Natalie threw out her hands in a dramatic gesture. “Thank you. It’s the kick, the constantly measuring yourself against the odds and figuring out how to zig when you expected to zag, balancing on that knife’s edge.”
I knew exactly what she meant. No matter how well you planned, no matter how extensively you prepared, something always went differently than expected. And every job was a chance to prove Darwin’s simple maxim: adapt or die. We adapted; they died.
I turned to Mary Alice. “Are you going to miss it?”
She thought it over for a minute. “Probably not. Akiko and I have a good life, you know? We have our softball league and Akiko will be starting pitcher next year. I’ll be able to join an amateur orchestra finally and dust off my viola. We can travel without always wondering if a job is going to come up and derail everything. I’m down to my last few excuses. I think Akiko is afraid I’m having an affair.”
Her voice was light, but I realized how hard it must be to keep that kind of secret from your partner. The job could make demands of you when you least expected it, assignments cropping up without warning. When the notice came, you grabbed your go bag and left. Sometimes for a few days; sometimes for months. There was no way to know.
Mary Alice went on. “Either I’m having an affair or I’m a spy, I’m pretty sure that’s what she thinks.”
Natalie snorted. “Why would she think you’re a spy?”
“Because I am shit at thinking up excuses as to where I’m going when I suddenly have to disappear. The last time I told her I had an accounting emergency.”

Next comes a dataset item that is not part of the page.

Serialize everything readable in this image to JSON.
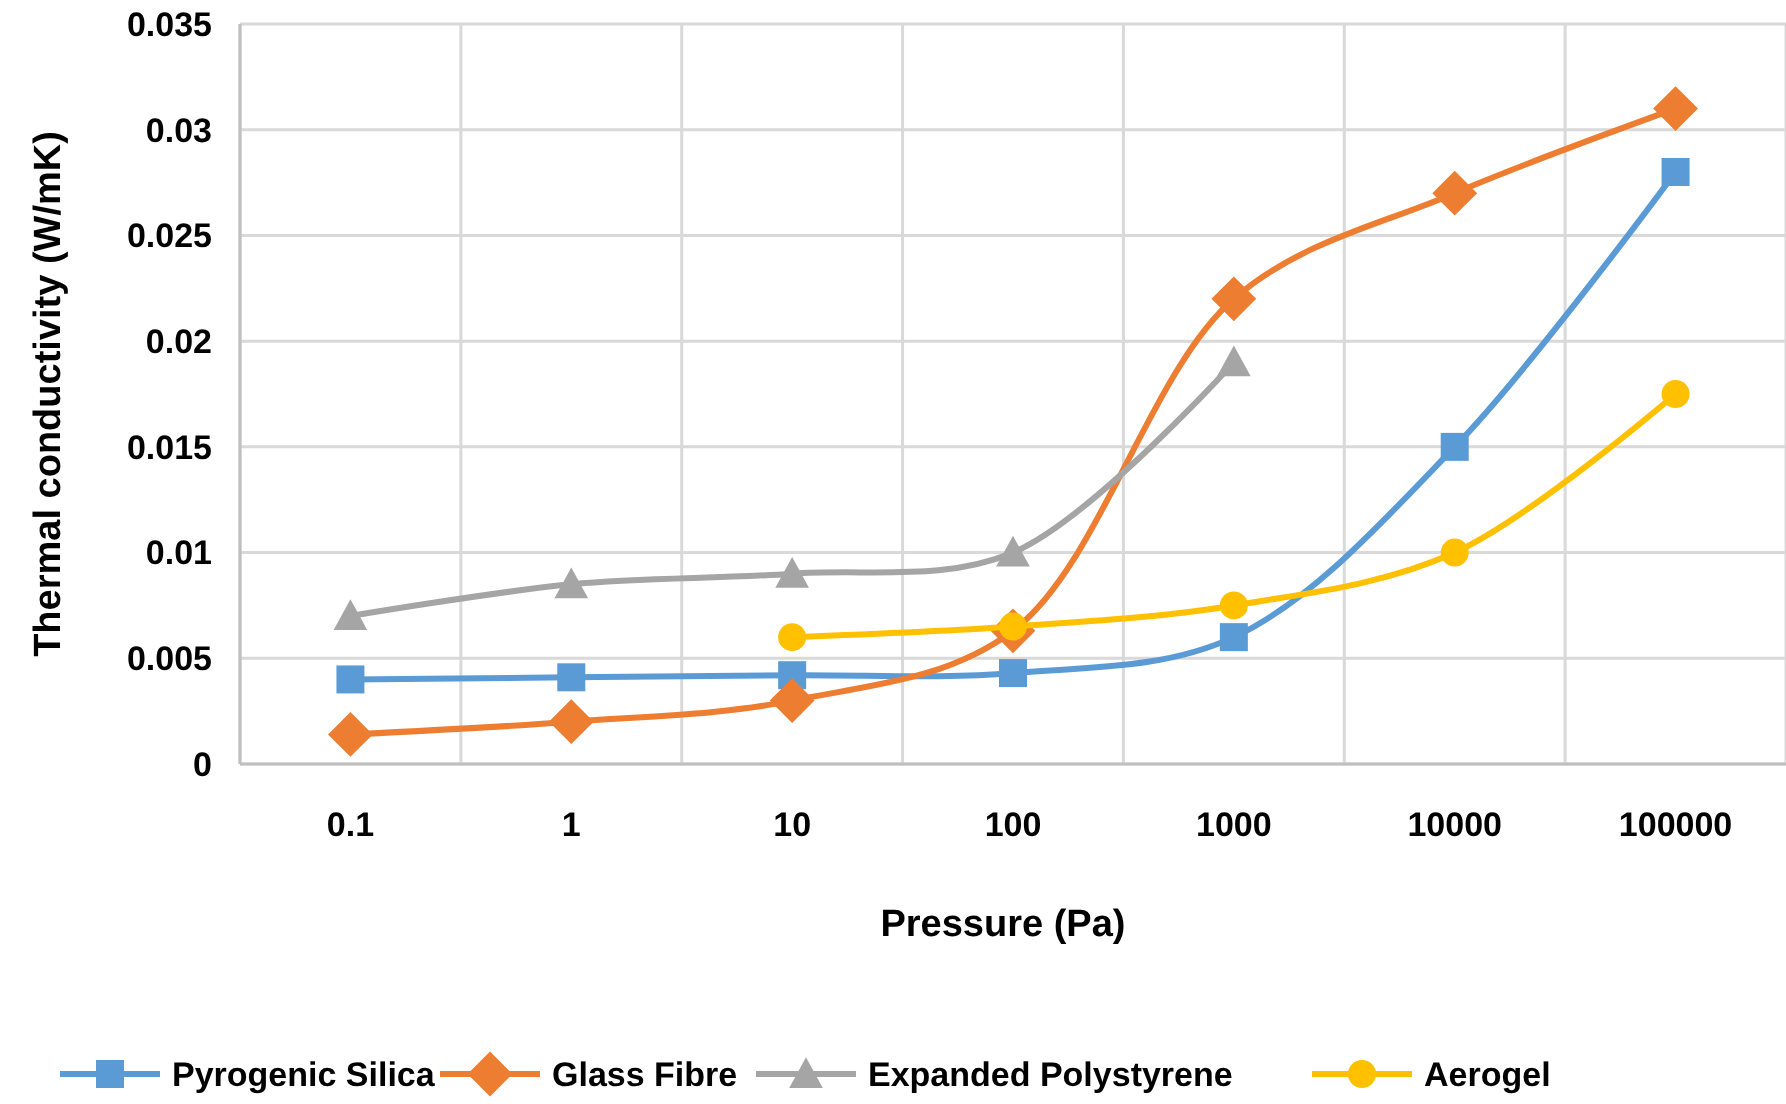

The Museum paid us annually, a retainer so we’d always be available when they needed us. Bonuses came with each job, which meant we weren’t hurting for cash, and being gone for a few months at a time made it hard to hold down regular jobs. But it was easy to get bored and we needed cover stories, so most of us freelanced. Mary Alice had a few accounting clients, Natalie made art that occasionally got shown although she was careful to keep a low profile. Helen was happy playing housewife to Kenneth, while I took translation jobs, usually academic books. If you’re imagining it’s dull work, you’re not wrong. But it kept my languages sharp and gave me something to do with my time.
I turned to Mary Alice. “What the hell is an accounting emergency?”
“Believe me, if I could think of a good one, I’d use it. I usually make up some bullshit about client confidentiality and duck out the door. Or I just say that my mother is poorly.”
“Doesn’t she ever want to go along?” Helen asked.
Mary Alice hesitated slightly. “She knows deep down I’m lying and I think she’s afraid to push because of what she might find out. Besides, you know my family. It wasn’t hard to get Akiko to believe she wouldn’t be welcome.”
I shook my head. “So, for the five years you’ve been married, Akiko has believed your family is too homophobic to welcome your wife into their home? And that you would just go along with this?”
She shrugged. “It’s the best way to keep her safe. The less she knows, the less trouble she can get into.”
Helen pursed her lips. “But she must think you won’t stand up for her, that you are willing to put up with whatever your family chooses to throw at you.”
“Oh, they’ve thrown a lot, including actual dishes. You should have seen the one time I tried to bring Akiko home for Christmas,” Mary Alice said with a sigh. “But maybe someday I’ll be able to tell her the truth, now that it’s finally over.”
“I don’t understand why you didn’t tell her to start with. Kenneth knew what I did,” Helen put in.
“Kenneth was CIA. He had his own baggage,” Mary Alice said. She flushed. “I should have told her. I know I should. But I never found the right time. I mean, it’s not exactly first-date stuff. ‘Well, I’m into chamber music and intarsia knitting, and last week I poisoned the head of a multinational crime syndicate’ doesn’t quite cut it.”
“And there was no chance between first date and your wedding day?” I asked mildly.
She nibbled her thumbnail, looking guilty as hell. “I thought she might leave me. I was afraid, okay? I was worried that if I told her the things I’ve done, she might decide she couldn’t live with that. And I couldn’t live without her.”
“You should have told her,” Helen said firmly.
“I never told any of my husbands,” Natalie said.